# ‘World’s largest potato gun’ for space launches in works at Alameda Point

> Source: <https://www.mercurynews.com/2026/06/02/worlds-largest-potato-gun-for-space-launches-in-works-at-alameda-point/>
> Published: 2026-06-03 01:15:42+00:00

**Getting your**

[Trinity Audio](//trinityaudio.ai)player ready...Called Longshot Space Technologies, the company’s team of engineers is diligently toiling away to develop a new, far cheaper method that uses a cannon filled with compressed gases — nitrogen for testing and ultimately hydrogen for space launches.

At the heart of this new approach are three 40-foot segments of regular sewer pipe welded together with ports cut into the sides to inject the compressed gas. Right now the cannon is being readied for its first test launch in a building not far from Longshot’s headquarters around the corner from Faction Brewery at the far east end of the former Naval Air Station Alameda. The test building is purpose-built for experimental firings, as it was originally used by the U.S. Navy to fire weapons and features 18-inch, sound-deadening concrete walls.

Ultimately, Longshot will only test its launcher in Alameda. When it’s time to fire it up for real — a process that will include a loud series of pops as the projectile makes its way down the pipe past each injection portal — the company has secured a desert site in Tonopah, Nevada, that’s far from large population centers. They’re also considering other remote spots in New Mexico and elsewhere.

Lauren Liddell, Longshot’s chief of staff and a former NASA mission scientist, says Longshot’s purpose is not to send humans into space — Elon Musk and Jeff Bezos are already doing that.

“The purpose of our kinetic gas propulsion is to get everything else — the infrastructure — into space,” Liddell says. “To bring the cost of space launch down and open up the capability and possibility for many more generations. … I want to live in a world where I could go and conduct experiments on the south pole of the Moon.

“I want to go and see how deep space radiation beyond low earth orbit is going to affect humans when we send our daughters and their daughters out into space to live on the Moon. Let’s say you want to go and stay on the Airbnb on the south pole of the Moon: all the infrastructure to build the hotel, the swimming pools, the restaurants that you would visit? You want to get all that stuff up there. That’s what we’re hoping to build.”

Mike Grace, Longshot’s chief executive officer and co-founder who is also a former NASA employee, came up with the concept for Longshot while in graduate school at San Jose State in 2019, when he got sidetracked focusing on “better ways of getting the price of putting stuff into space down. And I hit this idea.”

That idea, namely, is using compressed hydrogen gas instead of costly rocket fuel. Grace likes to compare the technology Longshot uses to that of a toy many can relate to: the humble, beloved potato gun.

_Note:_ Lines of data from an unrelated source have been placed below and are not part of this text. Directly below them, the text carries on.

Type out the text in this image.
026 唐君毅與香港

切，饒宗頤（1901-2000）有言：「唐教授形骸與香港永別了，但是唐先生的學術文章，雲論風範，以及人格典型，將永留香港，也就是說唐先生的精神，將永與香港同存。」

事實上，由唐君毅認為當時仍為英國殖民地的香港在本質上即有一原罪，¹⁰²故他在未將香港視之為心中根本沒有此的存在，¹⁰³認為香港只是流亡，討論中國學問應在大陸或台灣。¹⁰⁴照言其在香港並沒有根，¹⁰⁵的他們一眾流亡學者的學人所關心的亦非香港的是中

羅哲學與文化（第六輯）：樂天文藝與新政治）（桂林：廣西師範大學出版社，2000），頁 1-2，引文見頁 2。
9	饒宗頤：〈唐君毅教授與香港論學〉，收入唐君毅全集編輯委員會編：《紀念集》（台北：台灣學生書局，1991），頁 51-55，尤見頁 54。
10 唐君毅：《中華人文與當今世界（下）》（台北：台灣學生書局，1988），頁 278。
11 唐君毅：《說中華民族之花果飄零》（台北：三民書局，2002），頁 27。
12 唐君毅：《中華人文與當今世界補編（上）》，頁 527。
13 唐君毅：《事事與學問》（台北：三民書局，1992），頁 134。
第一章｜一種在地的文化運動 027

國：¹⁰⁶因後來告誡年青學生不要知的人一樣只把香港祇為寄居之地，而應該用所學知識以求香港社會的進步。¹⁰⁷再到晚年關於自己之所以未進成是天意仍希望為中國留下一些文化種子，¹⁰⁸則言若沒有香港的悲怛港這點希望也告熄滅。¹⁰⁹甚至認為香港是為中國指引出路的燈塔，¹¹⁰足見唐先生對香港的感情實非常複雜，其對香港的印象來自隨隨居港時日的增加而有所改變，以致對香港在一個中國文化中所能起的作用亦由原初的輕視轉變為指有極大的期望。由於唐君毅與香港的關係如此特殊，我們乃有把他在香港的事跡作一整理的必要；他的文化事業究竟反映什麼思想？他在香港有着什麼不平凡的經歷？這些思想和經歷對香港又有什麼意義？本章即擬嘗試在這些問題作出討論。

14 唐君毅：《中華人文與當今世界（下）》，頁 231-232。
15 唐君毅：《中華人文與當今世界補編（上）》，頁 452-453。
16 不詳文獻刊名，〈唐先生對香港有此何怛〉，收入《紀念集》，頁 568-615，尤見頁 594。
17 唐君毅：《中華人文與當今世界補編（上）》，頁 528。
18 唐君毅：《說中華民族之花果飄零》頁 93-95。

“There’s no combustion taking place. That’s the potato gun. You’re using an air compressor, and then off it goes. So to the degree that it’s the world’s largest, fanciest, most precise potato gun, sure. If I’m trying to describe what this is to somebody at a bus stop, those are the terms that I would use because it’s evocative. ‘World’s largest potato gun for throwing stuff straight into space. Do not pass go. No rocket,’ ” says Grace.

While the actual firing of Longshot’s rocket won’t take place in Alameda, Grace is bullish about keeping the company’s headquarters on the Island, where it moved from Oakland last fall. Also, though most of Longshot’s 20 to 30 employees now live in Silicon Valley, including Grace, he is offering them and new hires a $10,000 bonus to move to Alameda.

“It’s really hard to find a labor pool like this anywhere else in the world,” says Grace. “You’ve got an enormous number of people with really sophisticated technical backgrounds who think stuff like this is really cool who are also extremely risk-taking. Because of a selection bias, they congregate here because if you want to swing for the fences with an engineering degree, where else in the world are you going to go?

“When you’re building something like a cannon for throwing satellites into space, having access to people who have advanced degrees in fluid dynamics and metallurgy and things that you need who are interested in doing something crazy, it’s not something you get anywhere else,” says Grace.

Another factor in Alameda Point’s long-term status as Longshot’s headquarters is the ferry access.

“That ferry is a game-changer in terms of the labor force that this town is able to attract. So as an employer thinking about Alameda Point, if that ferry wasn’t here, this would be a much harder sell.”